Pogacar qui aime la France et rêve de venir y passer des vacances en famille, ne comprend pas. Et au fond il s’en moque un peu alors que partout les louanges pleuvent qui le comparent déjà aux plus grands. D’ailleurs il ne songe déjà qu’aux JO de Tokyo où il va se classer « seulement » 3ème après avoir marqué le final de l’épreuve par une attaque dévastatrice et avoir laissé partir Carapaz pour cause de marquage avec Van Aert.
C’est sa mère, adorable et francophone, qui s’insurge à sa place.
« Que savent-ils de mon fils tous ces gens qui l’insultent. Que connaissent-ils de notre vie et des sacrifices consentis par Tadej qui dès ses débuts dans le cyclisme a réalisé des prodiges. »
Ernesto Colnago, philosophe et bougon, invoque une ignorance crasse de l’histoire du cyclisme. Et il rappelle avec justesse que les plus grands se sont toujours révélés jeunes.

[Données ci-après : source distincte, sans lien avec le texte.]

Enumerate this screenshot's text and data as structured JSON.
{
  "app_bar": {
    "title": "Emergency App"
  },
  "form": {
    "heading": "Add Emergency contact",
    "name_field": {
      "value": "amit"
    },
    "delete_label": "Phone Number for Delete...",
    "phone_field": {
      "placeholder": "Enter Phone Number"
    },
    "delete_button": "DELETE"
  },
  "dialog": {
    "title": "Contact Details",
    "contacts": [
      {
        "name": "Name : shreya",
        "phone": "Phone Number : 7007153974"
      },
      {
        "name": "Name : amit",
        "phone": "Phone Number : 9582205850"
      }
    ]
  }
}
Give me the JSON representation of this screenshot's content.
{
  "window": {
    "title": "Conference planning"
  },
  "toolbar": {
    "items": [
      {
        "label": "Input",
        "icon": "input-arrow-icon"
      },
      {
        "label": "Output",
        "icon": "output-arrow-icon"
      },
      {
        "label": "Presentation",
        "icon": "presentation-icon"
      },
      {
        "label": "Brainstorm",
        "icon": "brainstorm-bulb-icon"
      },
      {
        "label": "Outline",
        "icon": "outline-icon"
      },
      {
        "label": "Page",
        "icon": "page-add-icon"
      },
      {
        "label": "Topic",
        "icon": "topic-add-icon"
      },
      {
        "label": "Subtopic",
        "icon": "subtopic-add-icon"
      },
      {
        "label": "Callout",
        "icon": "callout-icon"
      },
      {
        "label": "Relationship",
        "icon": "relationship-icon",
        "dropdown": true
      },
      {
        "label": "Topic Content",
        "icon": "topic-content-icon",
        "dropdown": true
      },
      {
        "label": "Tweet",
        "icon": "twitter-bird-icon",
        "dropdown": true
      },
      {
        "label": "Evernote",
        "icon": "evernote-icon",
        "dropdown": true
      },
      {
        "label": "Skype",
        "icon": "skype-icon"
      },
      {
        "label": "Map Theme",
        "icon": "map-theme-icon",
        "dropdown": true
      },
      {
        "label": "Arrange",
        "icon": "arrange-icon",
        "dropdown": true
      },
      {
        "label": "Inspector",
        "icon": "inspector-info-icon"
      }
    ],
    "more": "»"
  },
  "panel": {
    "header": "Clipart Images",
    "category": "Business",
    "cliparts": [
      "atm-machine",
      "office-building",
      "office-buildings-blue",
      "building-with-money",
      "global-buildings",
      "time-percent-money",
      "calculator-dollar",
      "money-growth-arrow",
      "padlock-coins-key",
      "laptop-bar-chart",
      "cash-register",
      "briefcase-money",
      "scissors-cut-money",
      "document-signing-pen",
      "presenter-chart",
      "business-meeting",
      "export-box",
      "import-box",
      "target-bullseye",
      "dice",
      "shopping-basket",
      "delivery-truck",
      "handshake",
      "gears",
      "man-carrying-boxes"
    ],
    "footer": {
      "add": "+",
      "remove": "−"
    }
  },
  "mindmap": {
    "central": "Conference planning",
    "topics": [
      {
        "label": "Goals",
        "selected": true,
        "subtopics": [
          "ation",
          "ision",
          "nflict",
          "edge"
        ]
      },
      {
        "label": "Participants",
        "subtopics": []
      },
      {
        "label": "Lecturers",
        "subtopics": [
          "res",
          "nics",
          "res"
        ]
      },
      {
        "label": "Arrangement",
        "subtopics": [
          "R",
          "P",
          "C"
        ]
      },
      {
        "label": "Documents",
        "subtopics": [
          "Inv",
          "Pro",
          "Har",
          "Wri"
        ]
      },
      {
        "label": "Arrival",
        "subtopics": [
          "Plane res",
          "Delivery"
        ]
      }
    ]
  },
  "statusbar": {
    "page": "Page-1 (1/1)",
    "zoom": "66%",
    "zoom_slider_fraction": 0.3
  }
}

« Un super champion comme un grand artiste, ne se fabrique pas. C’est la nature qui le dote de capacités hors-normes qui lui, permettent d’être supérieur aux autres. Dans le vélo comme dans la littérature, la peinture ou la musique. La nature ne nous faits pas égaux. Et dans le domaine du vélo on ne manque pas d’exemples de surdoués devenus d’immenses champions. A commencer par Eddy Merckx. Tu crois qu’il a attendu 25 ou 26 ans pour se révéler ? A 19 ans il était déjà Champion du Monde ! »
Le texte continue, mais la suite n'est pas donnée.